みちのくの漁師は森に木を植える。瀬戸内の漁師は海に種をまく。命の恵みを次の世代へ伝えるために−。かき鍋を囲んで考える、地域の持続可能性。
岡山県日生(ひなせ)町漁協(備前市)の専務理事、天倉辰己さんが操る船で、“航路”と呼ばれるカキの漁場へ向かいます。海沿いのセメント工場に出入りする船の航路の近くです。
穏やかな瀬戸内海とはいうものの、船上で受ける冬の海風は、全身に鋭く突き刺さってくるようでした。
ほとんど兵庫県境の沖合二キロ。最盛期には、縦二十三メートル、横十メートル、ヒノキと竹を組み合わせたカキ養殖の大きないかだが百枚ほど並びます。
三本の一級河川が瀬戸内海へ流れ込み、カキの餌になる植物性プランクトンを森から豊富に運んできます。潮通しの良い海がその餌を効率よく漁場に届け、点在する島影が風や波からいかだを守ってくれています。
自然の配置に恵まれて、日生の海も古くから、身の詰まりが良い、上質のカキの産地として知られ、昭和四十年代には既に、共同出荷の仕組みを整えました。関東や中部にも毎日出荷されていく、産地ブランド化のはしりです。
自然の恵みに任せきりでは、ブランド力は維持できない。利点は常に弱点を抱えています。
日生の海は瀬戸内海の中でも特に多くの島々に囲まれた閉鎖的な海域で、資源の量も限られる。
漁場管理を徹底しないと、文字通り食べていけません。
海の環境と資源を守り、次世代につなぐ工夫が、日生の漁師の伝統です。
◆つぼ網漁師の心意気
たとえば独特の「つぼ網漁」。沿岸の浅瀬の魚の通り道に仕掛ける小型の定置網。五カ所ある魚だまりの袋に魚をいざない、そのほかは逃がす仕掛けになっています。

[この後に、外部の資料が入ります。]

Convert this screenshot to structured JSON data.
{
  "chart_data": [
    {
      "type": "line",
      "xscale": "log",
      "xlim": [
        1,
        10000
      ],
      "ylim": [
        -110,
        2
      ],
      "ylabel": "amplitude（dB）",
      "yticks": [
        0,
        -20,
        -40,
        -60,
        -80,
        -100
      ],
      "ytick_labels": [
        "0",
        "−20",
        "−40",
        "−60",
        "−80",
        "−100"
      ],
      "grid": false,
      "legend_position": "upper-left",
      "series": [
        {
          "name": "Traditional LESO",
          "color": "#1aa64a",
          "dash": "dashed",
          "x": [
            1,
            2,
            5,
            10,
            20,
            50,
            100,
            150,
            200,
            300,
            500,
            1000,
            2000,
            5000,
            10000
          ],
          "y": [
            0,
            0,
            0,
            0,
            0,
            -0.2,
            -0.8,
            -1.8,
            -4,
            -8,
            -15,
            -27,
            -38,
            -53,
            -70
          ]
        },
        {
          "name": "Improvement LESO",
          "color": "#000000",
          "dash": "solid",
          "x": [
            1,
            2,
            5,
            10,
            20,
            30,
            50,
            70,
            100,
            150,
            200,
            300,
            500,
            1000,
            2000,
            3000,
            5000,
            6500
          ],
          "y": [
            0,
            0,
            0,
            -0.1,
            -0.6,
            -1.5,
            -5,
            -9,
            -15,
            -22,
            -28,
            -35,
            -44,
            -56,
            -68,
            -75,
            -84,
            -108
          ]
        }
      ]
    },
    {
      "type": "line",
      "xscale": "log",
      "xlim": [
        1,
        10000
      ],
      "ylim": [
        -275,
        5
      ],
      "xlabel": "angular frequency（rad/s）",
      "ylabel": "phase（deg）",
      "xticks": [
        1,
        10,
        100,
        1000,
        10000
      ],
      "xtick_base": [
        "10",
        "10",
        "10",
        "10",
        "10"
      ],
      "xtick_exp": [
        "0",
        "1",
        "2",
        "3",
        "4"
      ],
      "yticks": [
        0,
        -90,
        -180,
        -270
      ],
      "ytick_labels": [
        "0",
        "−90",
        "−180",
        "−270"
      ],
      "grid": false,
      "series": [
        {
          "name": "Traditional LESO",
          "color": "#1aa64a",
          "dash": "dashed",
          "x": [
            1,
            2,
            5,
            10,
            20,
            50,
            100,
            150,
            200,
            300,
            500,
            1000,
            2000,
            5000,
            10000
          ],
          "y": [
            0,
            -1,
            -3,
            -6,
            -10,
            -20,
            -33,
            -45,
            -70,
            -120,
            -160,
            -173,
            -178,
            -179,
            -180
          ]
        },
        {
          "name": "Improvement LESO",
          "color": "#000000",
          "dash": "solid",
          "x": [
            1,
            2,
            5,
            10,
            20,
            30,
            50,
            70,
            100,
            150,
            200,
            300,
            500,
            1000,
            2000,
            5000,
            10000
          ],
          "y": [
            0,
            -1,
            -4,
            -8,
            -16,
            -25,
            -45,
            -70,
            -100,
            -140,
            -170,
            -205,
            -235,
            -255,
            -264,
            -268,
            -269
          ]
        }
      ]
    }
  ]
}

一網打尽にしないのです。
戦後の干拓、沿岸開発、そして人口の増加に伴う生活排水の流入で、瀬戸内の海は激変し、水揚げも大幅に減りました。
その時「アマモを育ててみよう」と提案したのも、つぼ網の漁師たち。高度成長期に急激に姿を消した、甘い藻という字を当てる。沿岸のいわば雑草です。
魚たちの産卵場であり、ゆりかごとも言われる藻場が復活すれば、日生の海もその名のごとく再生できるに違いない−。海と魚を見て暮らし、その生態を知り尽くす、漁師たちの直感だった。
三十年ほど前のこと、県の水産試験場と協力し、根気よくアマモの種をまきました。
藻場再生は、好循環をもたらしました。光合成の酸素が豊富に供給されて、餌になるプランクトンが増え、アマモの“森”が強い日差しを遮って、夏場の斃死(へいし)も減りました。
アマモが海に根付くよう、漁師たちは浅瀬の掃除を続けています。
養殖漁業に限って言えば、海という“工場”で商品を生産し続ける、“ものづくり”の一つです。
「人手が加わることにより、生物生産性と生物多様性が高くなった沿岸海域」
九州大学名誉教授の柳哲雄さんによる里海の定義です。
人口が減り続け、経済の規模は縮小し、公共事業や企業の誘致によって立つ“ないものねだり”の世の中も、もう長くは続かない。“あるもの探し”の時代がきっと来る。
◆里海の力、人の知恵
里海も里山も、衣食住すべてにわたる持続可能な未利用資源の宝庫。歴史と文化に裏打ちされた、その地域だけの“お宝”です。
大量生産、大量消費の時代の陰で眠り続けた、ふるさとの潜在力を、見いだし、そして引き出して、次世代に伝えていかねばなりません。必要なのは創生よりも、再発見と再生です。
「魚より随分賢くならないと、漁師は続けていけません」
天倉さんはそう言って、丸々太ったカキをむいてくれました。
海の命と漁師の知恵が凝縮された、濃厚で深い味でした。